Enquanto isso, Helen Mirren não consegue demonstrar os horrores que a situação sugere. Seu visual remete à uma viúva num eterno sentimento de luto, talvez pelos mortos, mas isso não fica muito claro, evidenciando ainda mais a pobreza narrativa do roteiro. Mas suas atitudes não demonstram que ela realmente se importa com o que está acontecendo. A personagem se comunica com os mortos para projetar os novos cômodos, mas isso não parece despertar o interesse dos Spierig para desenvolver a ideia. São conceitos plantados pelo roteiro e ignorados nas cenas seguintes, numa tentativa desesperada de tentar acertar em algum momento.
Deixando de lado o medo construído a partir da ironia, o filme opta por abraçar o susto por si só – um recurso igualmente válido dentro do gênero -, apostando, para isso, em duas abordagens que indicam jumpscares. A primeira é o silêncio, seguido pela ênfase em determinado objeto ou em alguma repetição, como na cena em que Price está no quarto e o espelho vira sozinho algumas vezes. A outra aposta está na fotografia, mostrada quando o longa se aproveita dos diversos elementos da arquitetura eclética, esta que utiliza uma mistura orgânica de diversos estilos. O diretor de fotografia Ben Nott (“O Predestinado”) oscila entre interiores barrocos muito bem iluminados quando não quer tirar a atenção do público para algo possivelmente suspeito. Porém, quando a intenção é assustar, a fotografia escurece consideravelmente (nenhuma novidade para o gênero, diga-se), apostando no visual gótico que alguns cômodos recriam. O resultado são cenas previsíveis com sustos eficientes, porém pouco memoráveis. Ao final da obra, não há a muito do que se lembrar.

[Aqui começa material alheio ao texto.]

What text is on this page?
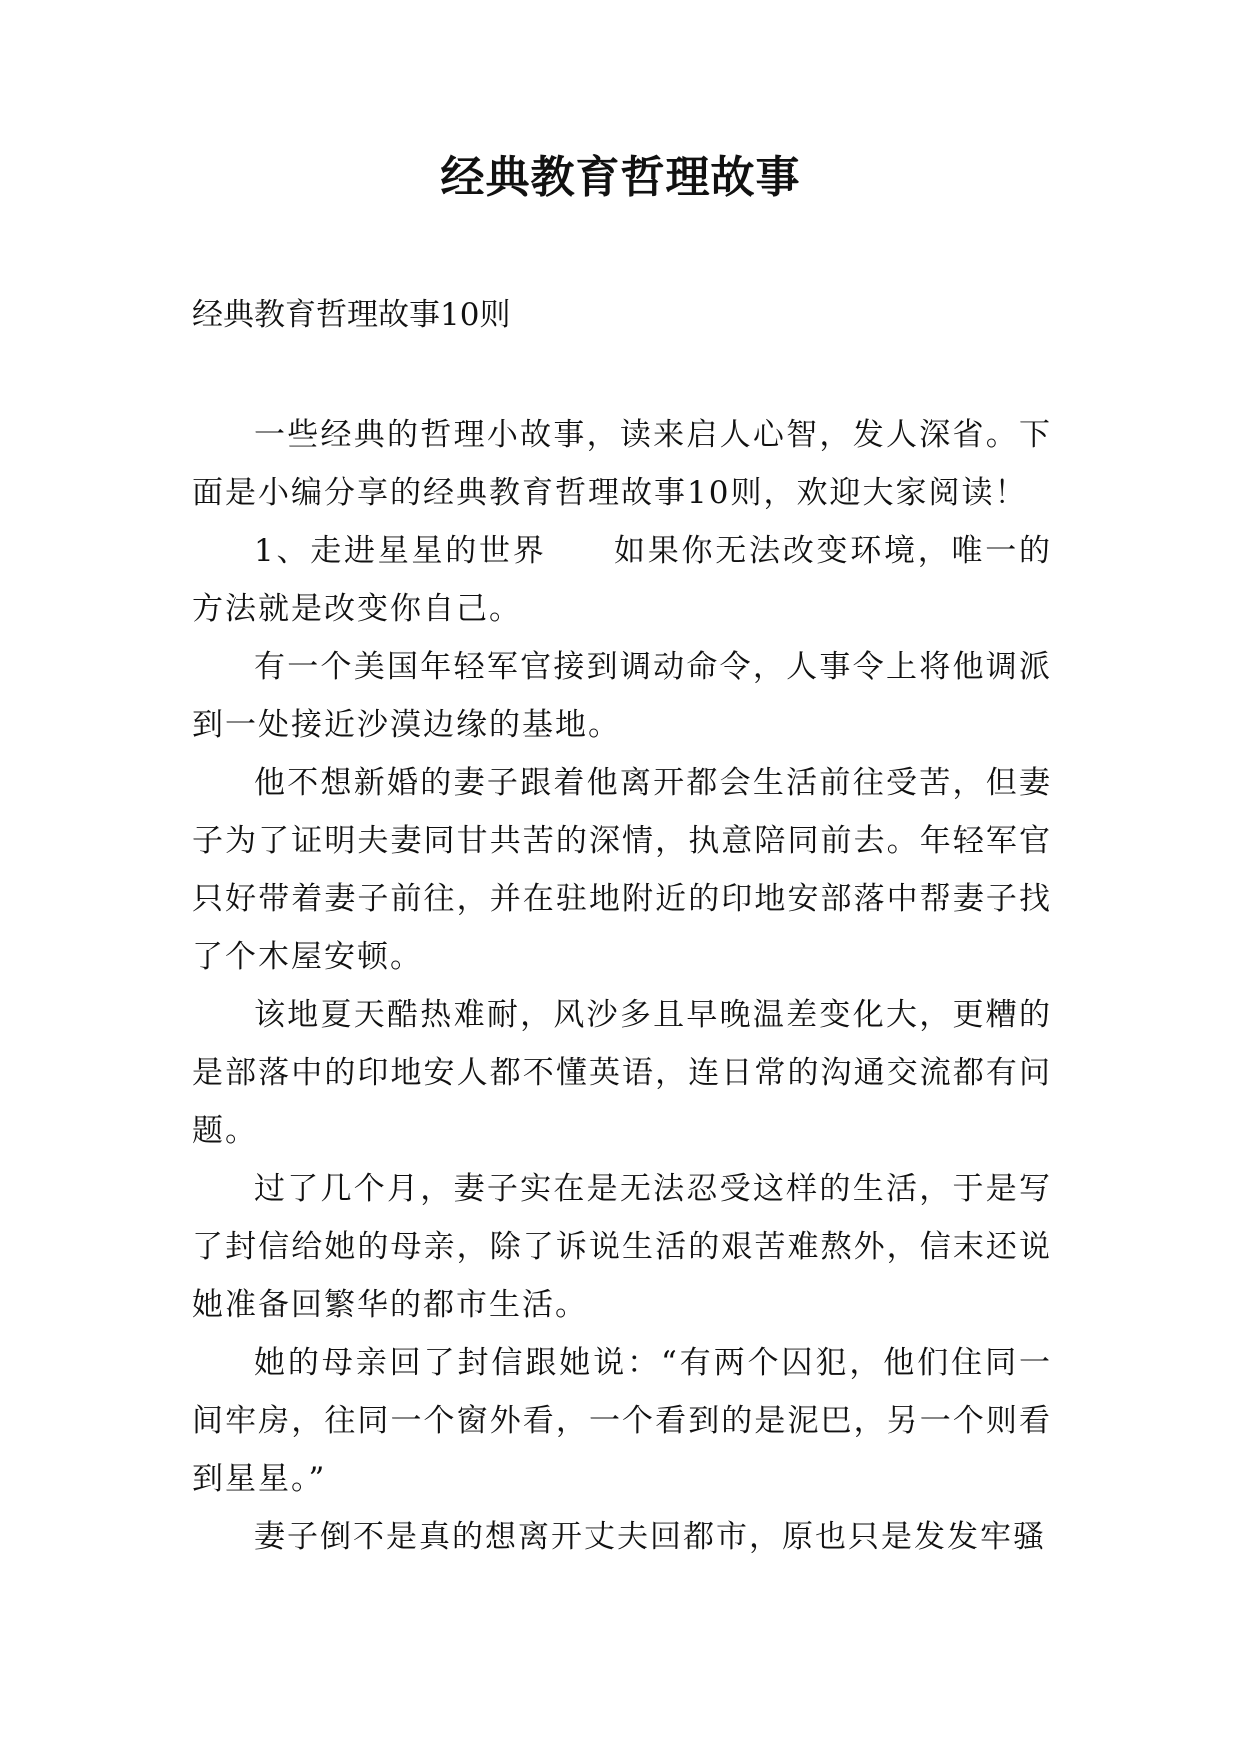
经典教育哲理故事
经典教育哲理故事10则

一些经典的哲理小故事，读来启人心智，发人深省。下面是小编分享的经典教育哲理故事10则，欢迎大家阅读！

1、走进星星的世界　　如果你无法改变环境，唯一的方法就是改变你自己。

有一个美国年轻军官接到调动命令，人事令上将他调派到一处接近沙漠边缘的基地。

他不想新婚的妻子跟着他离开都会生活前往受苦，但妻子为了证明夫妻同甘共苦的深情，执意陪同前去。年轻军官只好带着妻子前往，并在驻地附近的印地安部落中帮妻子找了个木屋安顿。

该地夏天酷热难耐，风沙多且早晚温差变化大，更糟的是部落中的印地安人都不懂英语，连日常的沟通交流都有问题。

过了几个月，妻子实在是无法忍受这样的生活，于是写了封信给她的母亲，除了诉说生活的艰苦难熬外，信末还说她准备回繁华的都市生活。

她的母亲回了封信跟她说：“有两个囚犯，他们住同一间牢房，往同一个窗外看，一个看到的是泥巴，另一个则看到星星。”

妻子倒不是真的想离开丈夫回都市，原也只是发发牢骚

Contudo, o principal problema do longa está na forma inconsequente como trata do próprio conceito de terror. Ao mesmo tempo que o roteiro se apega aos clássicos contos que abordam um medo mais gótico sobre assombrações, há uma tentativa de criar uma história paralela envolvendo possessão, algo mal explorado e que tira o foco principal do filme. As almas que habitam a mansão deixam de ser uma ameaça e, de forma inexplicável, se envolvem na resolução da trama com um dos piores deus ex-machina que o cinema já conseguiu criar.
A consequência é que a ideia dos espíritos é irrelevante para a trama. Eles querem estar ali, mas não se sabe exatamente o motivo. E como apenas um deles realmente possui interesse em causar mal à família, os demais acabam se tornando irrelevantes, sendo facilmente ignorados pelo público. A revelação, numa tentativa frustrada de plot twist, é previsível, apesar de bem trabalhada ao longo do filme.
“A Maldição da Casa Winchester” poderia oferecer novas possibilidades para um conceito clássico do terror. A ideia de casas mal-assombradas é fascinante, mas o risco de se cair em clichês previsíveis é igualmente alta. Os irmãos Spierig tiveram a oportunidade de criar um novo clássico, porém fizeram apenas mais um longa com sustos fáceis e uma história ruim.